Geehrt wurden von der Feuerwehr Allersthausen Rudolf Braun (25 Jahre), Gerhard-Peter Schmidt (40), von der Feuerwehr Birkenfeld Hermann Steigmeier (40), von der Feuerwehr Ditterswind, Günter Brenner (40), von der Feuerwehr Geroldswind Roland Ludwig (25), Heribert Bätz (40), Rudi Gütlein (40), Frank Reinhard (25), Volker Andritschke (25), Robert Müller (40). Von der Feuerwehr Hafenpreppach Steffen Reichold (25), Günther Höhn (40), Lothar Grenhard (40), aus Marbach Marco Rögner (25), Helmut Schobert (40), Hartwin Steinrichter (40), aus Maroldsweisach Gerald Klebrig (25), Harald Deringer (40), aus Pfaffendorf Michael Kraft (25), aus Voccawind Frank Bosekert (25), Jürgen Röckert (25), Wolfgang Röder (40) und aus Wasmuthhausen Christian Vogel (25), Steffen Vogel (25), Michael Schulz (25), Matthias Schulz (25), Norbert Hofmann (25), Ralf Hofmann (25) und Georg Vogt (40).
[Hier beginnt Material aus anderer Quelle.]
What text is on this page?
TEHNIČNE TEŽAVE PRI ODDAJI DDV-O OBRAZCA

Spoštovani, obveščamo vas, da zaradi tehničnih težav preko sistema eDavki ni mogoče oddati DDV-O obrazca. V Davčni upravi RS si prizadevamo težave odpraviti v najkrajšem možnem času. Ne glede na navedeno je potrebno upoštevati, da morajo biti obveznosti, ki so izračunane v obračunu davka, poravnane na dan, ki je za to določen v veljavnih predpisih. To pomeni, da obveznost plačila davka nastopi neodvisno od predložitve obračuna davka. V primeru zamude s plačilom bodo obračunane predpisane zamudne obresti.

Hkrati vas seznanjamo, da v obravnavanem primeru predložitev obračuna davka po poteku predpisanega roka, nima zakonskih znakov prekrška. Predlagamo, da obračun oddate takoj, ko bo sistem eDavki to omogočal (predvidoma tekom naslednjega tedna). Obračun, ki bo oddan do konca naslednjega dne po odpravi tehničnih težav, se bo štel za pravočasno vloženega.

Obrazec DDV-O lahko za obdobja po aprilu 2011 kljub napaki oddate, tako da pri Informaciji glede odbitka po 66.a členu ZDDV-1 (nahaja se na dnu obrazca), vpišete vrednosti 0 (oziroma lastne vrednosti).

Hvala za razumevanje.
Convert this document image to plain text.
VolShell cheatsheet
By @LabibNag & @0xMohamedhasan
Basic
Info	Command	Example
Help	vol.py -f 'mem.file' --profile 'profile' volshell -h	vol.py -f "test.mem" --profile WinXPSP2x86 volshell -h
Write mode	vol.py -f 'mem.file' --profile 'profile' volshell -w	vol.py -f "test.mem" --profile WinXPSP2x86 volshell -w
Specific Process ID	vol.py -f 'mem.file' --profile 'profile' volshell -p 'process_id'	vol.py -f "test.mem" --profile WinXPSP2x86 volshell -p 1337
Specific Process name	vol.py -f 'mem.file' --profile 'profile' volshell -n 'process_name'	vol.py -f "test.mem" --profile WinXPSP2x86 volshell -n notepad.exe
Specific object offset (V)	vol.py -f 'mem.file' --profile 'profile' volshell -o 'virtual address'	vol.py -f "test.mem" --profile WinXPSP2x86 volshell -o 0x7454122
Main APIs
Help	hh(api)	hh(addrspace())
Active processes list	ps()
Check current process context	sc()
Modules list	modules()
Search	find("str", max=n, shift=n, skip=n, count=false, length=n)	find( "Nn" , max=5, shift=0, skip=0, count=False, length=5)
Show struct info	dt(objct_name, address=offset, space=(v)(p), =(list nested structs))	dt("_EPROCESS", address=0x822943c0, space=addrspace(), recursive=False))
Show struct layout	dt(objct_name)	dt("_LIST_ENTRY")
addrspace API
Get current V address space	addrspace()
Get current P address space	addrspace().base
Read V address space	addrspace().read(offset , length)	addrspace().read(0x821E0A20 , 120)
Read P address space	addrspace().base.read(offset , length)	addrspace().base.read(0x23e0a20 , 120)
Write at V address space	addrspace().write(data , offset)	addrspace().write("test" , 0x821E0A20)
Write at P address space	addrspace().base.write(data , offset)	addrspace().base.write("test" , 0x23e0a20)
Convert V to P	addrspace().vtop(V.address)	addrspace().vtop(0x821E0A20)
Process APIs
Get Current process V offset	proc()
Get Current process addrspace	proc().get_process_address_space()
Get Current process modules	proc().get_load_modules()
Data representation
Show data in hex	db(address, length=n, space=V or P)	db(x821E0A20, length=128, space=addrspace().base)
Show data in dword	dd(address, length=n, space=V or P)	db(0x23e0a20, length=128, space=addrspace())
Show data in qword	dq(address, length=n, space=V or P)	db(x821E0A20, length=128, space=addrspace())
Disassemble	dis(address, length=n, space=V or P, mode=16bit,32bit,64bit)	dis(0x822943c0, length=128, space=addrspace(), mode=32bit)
Für die "25-Jährigen" gab es das Feuerwehrehrenzeichen in Silber, für die "40-Jährigen" in Gold und dazu wie Kreisbrandrat (KBR) Ralf Dressel sagte, einen Gutschein für einen Aufenthalt im Feuerwehrheim in Bayrisch Gmain. Einige der Genannten konnten nicht anwesend sein - ihnen wird die Ehrung nachgereicht.

Noch einen Grund für Auszeichnung und Zeugnisübergaben gab es am Freitag neben der Ehrung von langjährigen Feuerwehrleuten in Geroldswind. Wie Bürgermeister Wolfram Thein sagte, sei eine weitere Premiere, dass Feuerwehrangehörige aus dem Gemeindegebiet Maroldsweisach, aus dem Landkreis Coburg und aus dem Nachbarland Thüringen aus der Gemeinde Hellingen, erstmals gemeinsam an einer Modularen Truppmannausbildung unter Federführung von Wolfgang Harnauer, Kommandant der Feuerwehr Hafenpreppach, teilgenommen haben.

Darüber freute sich auch der Bürgermeister aus Hellingen, Christopher Other, der mit seinen Feuerwehrleuten aus den Ortschaften Hellingen, Rieth und Albingshausen nach Geroldswind gekommen war, um dabei zu sein, wenn die Wehrleute ihre Zeugnisse ausgehändigt bekamen. "Ich möchte nicht um den heißen Brei reden, aber wir haben bei unseren Feuerwehren ein Ausbildungsdefizit", sagte Other, der sich freute, dass in guter Zusammenarbeit mit den Maroldsweisachern seine Wehrleute an der Truppmannausbildung teilnehmen konnten und sich die Wehrleute damit fortbilden konnten.

Schwierige Logistik

Beide Bürgermeister dankten dem Haßberge, der mit zwei Mann bei der Truppmannausbildung den Wehrleuten Grundkenntnisse in Erster Hilfe vermittelten. Wolfgang Harnauer, federführender Kommandant in der Marktgemeinde Maroldsweisach, lobte die Zusammenarbeit und das Engagement der Wehrleute, auch wenn die Logistik nicht immer einfach gewesen sei.

Folgende Frauen und Männer nahmen aus dem Gemeindegebiet Maroldsweisach erfolgreich an der Truppmannausbildung teil: Christoph Büttner, Jonas Dürer, Carsten Düsel, Maria Eckl, Paul Eckl, Lukas Fitz, Dominik Flachsenberger, Johannes Gansert, Lukas Häfner, Silvia Häfner, Luisa Klebrig, Oliver Krässner, Michael Kraft, René Müller, Lukas Netter, David Seits, Julian Seits, Timo Spielmann, Andreas Eller, Lukas Westphal, Vera Metz, André Schmitt, Oliver Schramm, Steffen Schramm und Steffen Seifert. Aus Lechenroth, Landkreis Coburg, nahmen Matthias Deschner, Nicole Fenzlein und Melanie Fenzlein teil.